I point out that in a decision concerning a request for
records maintained by the office of a district attorney that would
ordinarily be exempted from disclosure under the Freedom of
Information Law, it was held that "once the statements have been used in open court, they have lost their cloak of confidentiality and are available for inspection by a member of the public" [see
Moore v. Santucci, 151 AD 2d 677, 679 (1989)]. Based upon that decision, it appears that records introduced into evidence or disclosed during a public judicial proceeding should be available.
However, in the same decision, it was also found that:
"...if the petitioner or his attorney
previously received a copy of the agency
record pursuant to an alternative discovery
device and currently possesses the copy, a
court may uphold an agency's denial of the
petitioner's request under the FOIL for a
duplicate copy as academic. However, the
burden of proof rests with the agency to
demonstrate that the petitioner's specific
requests are moot. The respondent's burden would be satisfied upon proof that a copy of
the requested record was previously furnished to the petitioner or his counsel in the
absence of any allegation, in evidentiary form, that the copy was no longer in existence. In the event the petitioner's request for a copy of a specific record is not moot, the agency must furnish another copy upon payment of the appropriate fee...unless the requested record falls squarely within the ambit of 1 of the 8 statutory exemptions" (id., 678).

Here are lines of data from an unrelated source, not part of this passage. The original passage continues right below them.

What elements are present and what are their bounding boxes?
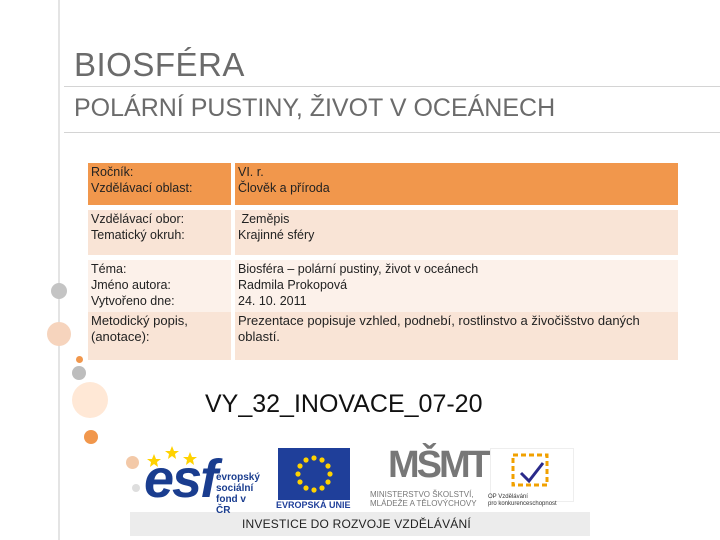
decorative-circle — [72, 366, 86, 380]
table-row — [88, 312, 678, 360]
label-vytvoreno-dne: Vytvořeno dne: — [91, 294, 175, 308]
label-metodicky-popis: Metodický popis, — [91, 313, 188, 328]
eu-flag-icon — [278, 448, 350, 500]
value-rocnik: VI. r. — [238, 165, 264, 179]
table-row — [88, 210, 678, 255]
esf-letters: esf — [144, 449, 217, 509]
value-anotace: Prezentace popisuje vzhled, podnebí, rostlinstvo a živočišstvo daných oblastí. — [238, 313, 640, 344]
label-vzdelavaci-oblast: Vzdělávací oblast: — [91, 181, 193, 195]
slide-subtitle: POLÁRNÍ PUSTINY, ŽIVOT V OCEÁNECH — [74, 94, 556, 122]
value-tematicky-okruh: Krajinné sféry — [238, 228, 315, 242]
table-row — [88, 260, 678, 312]
esf-caption: evropský sociální fond v ČR — [216, 472, 260, 516]
value-jmeno-autora: Radmila Prokopová — [238, 278, 348, 292]
table-cell-value — [235, 260, 678, 312]
table-row — [88, 163, 678, 205]
table-cell-value — [235, 163, 678, 205]
msmt-logo: MŠMT — [388, 444, 488, 486]
footer-slogan: INVESTICE DO ROZVOJE VZDĚLÁVÁNÍ — [242, 517, 471, 531]
divider — [64, 132, 720, 133]
slide-title: BIOSFÉRA — [74, 46, 245, 83]
divider — [64, 86, 720, 87]
table-cell-value — [235, 312, 678, 360]
table-cell-label — [88, 312, 231, 360]
table-cell-label — [88, 260, 231, 312]
value-vytvoreno-dne: 24. 10. 2011 — [238, 294, 307, 308]
label-tema: Téma: — [91, 262, 127, 276]
table-cell-label — [88, 163, 231, 205]
value-vzdelavaci-oblast: Člověk a příroda — [238, 181, 330, 195]
decorative-circle — [51, 283, 67, 299]
material-code: VY_32_INOVACE_07-20 — [205, 390, 483, 418]
label-anotace: (anotace): — [91, 329, 150, 344]
value-tema: Biosféra – polární pustiny, život v oceánech — [238, 262, 479, 276]
logo-strip — [130, 440, 590, 540]
decorative-circle — [76, 356, 83, 363]
decorative-vertical-line — [58, 0, 60, 540]
info-table — [88, 163, 678, 360]
decorative-circle — [72, 382, 108, 418]
eu-stars-icon — [278, 448, 350, 500]
table-cell-value — [235, 210, 678, 255]
value-vzdelavaci-obor: Zeměpis — [238, 212, 290, 226]
table-cell-label — [88, 210, 231, 255]
label-rocnik: Ročník: — [91, 165, 134, 179]
decorative-circle — [47, 322, 71, 346]
label-jmeno-autora: Jméno autora: — [91, 278, 171, 292]
decorative-circle — [84, 430, 98, 444]
msmt-caption: MINISTERSTVO ŠKOLSTVÍ, MLÁDEŽE A TĚLOVÝCHOVY — [370, 490, 477, 508]
op-vk-icon — [491, 449, 575, 493]
label-tematicky-okruh: Tematický okruh: — [91, 228, 185, 242]
eu-label: EVROPSKÁ UNIE — [276, 500, 351, 510]
esf-logo — [130, 440, 260, 516]
label-vzdelavaci-obor: Vzdělávací obor: — [91, 212, 185, 226]
op-caption: OP Vzdělávání pro konkurenceschopnost — [488, 494, 557, 507]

Lastly, I believe that the dates of one's public employment
are a matter of public record. Further, based on the judicial
interpretation of the Freedom of Information Law, in situations in
which allegations or charges have resulted in the issuance of a written reprimand, disciplinary action, or findings that public employees have engaged in misconduct, records reflective of those
kinds of determinations have been found to be available, including the names of those who are the subjects of disciplinary action [see Powhida v. City of Albany, 147 AD 2d 236 (1989); also Farrell, Geneva Printing, Scaccia and Sinicropi, supra]. It is also noted, however, that in Scaccia, it was found that although a final determination reflective of a finding of misconduct is public, the records leading to the determination could be withheld. Further, when allegations or charges of misconduct have not yet been determined or did not result in disciplinary action, the records relating to such allegations may, in my view, be withheld, for disclosure would result in an unwarranted invasion of personal privacy [see e.g., Herald Company v. School District of City of Syracuse, 430 NYS 2d 460 (1980)]. Therefore, to the extent that charges are dismissed or allegations are found to be without merit, I believe that the records related to and including such charges or allegations may be withheld.
I hope that I have been of some assistance.